第5章 影の先にあるもの 1 共犯関係の深化
デーモンが瓦解した後の街は、驚くほど静かだった。
学校を覆っていた「排除」の霧は晴れ、生徒たちは再び、他人の目を気にすることなく笑い合い、昼休みにボールを蹴り、放課後に他愛もないお喋りを楽しんでいる。
響と瑞希にとって、それは何にも代えがたい勝利だった。
だが、彼らは知っている。デーモンという巨大な組織そのものを、高校生二人の力で完全に消滅させることなど、不可能であることを。背後にはもっと深く、もっと根深い悪のシステムが存在し続けている。
「……結局、私たちは奴らを『根絶やし』にはできなかったわね」
放課後の屋上で、瑞希が空を見上げて呟いた。彼女の言葉には、以前のような復讐の鋭さはなく、ただ静かな諦念と、それ以上の穏やかさが混じっていた。
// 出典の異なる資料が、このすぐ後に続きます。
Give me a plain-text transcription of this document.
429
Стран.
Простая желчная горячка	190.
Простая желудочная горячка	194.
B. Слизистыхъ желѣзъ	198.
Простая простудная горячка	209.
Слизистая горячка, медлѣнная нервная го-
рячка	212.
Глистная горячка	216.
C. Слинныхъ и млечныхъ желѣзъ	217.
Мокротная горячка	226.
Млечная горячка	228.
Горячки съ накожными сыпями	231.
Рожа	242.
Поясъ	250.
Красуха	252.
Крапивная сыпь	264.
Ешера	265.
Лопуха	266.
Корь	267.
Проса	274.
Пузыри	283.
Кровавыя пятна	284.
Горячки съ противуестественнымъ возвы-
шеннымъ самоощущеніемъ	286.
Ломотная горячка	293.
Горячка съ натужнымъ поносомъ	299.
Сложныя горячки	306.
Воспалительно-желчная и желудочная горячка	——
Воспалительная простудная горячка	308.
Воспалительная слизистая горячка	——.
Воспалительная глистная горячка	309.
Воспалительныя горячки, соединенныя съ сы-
「ああ。奴らはまた、別の顔をしてどこか別の場所で芽を出すだろう。この世界から悪意が消えることなんて、ないんだから」
響は手すりに寄りかかり、眼下に広がる街並みを見下ろした。
かつては「あんな巨大なハードル」を跳び越えなければならないと肩肘を張っていた。しかし今は、不思議と恐怖はない。
「瑞希。僕たちは彼らを倒すために生まれてきたわけじゃない」
「ええ、分かってるわ。……私たちは、自分たちの日常を守りたかっただけ」
二人は顔を見合わせ、小さく笑った。その笑顔には、死線を共に潜り抜けた者だけが持つ、独特の共犯者としての絆が刻まれている。
デーモンのような巨悪にとって、現代の日本社会のような競争社会はとても都合がよいのです。競争ばかりしていたら、孤独で信頼できる友人ができないからです。
それプラス、自己嫌悪、劣等感です。
だから、社会的価値観はあくまで努力の勲章でその人の価値を決めるものではないです。
社会的価値観を得ていても、集団いじめをしている人たちに価値はありますか?まあ、いつまでも集団いじめをしている人たちですが。
だから、巨悪の洗脳支配を免れるためにも、いじめやデマを流して陥れるなど、悪いことをしていなければ、自己嫌悪になる必要は全くないです。
社会的な立場が何であっても、悪いことさえしていなければ、自信をもって生きてください。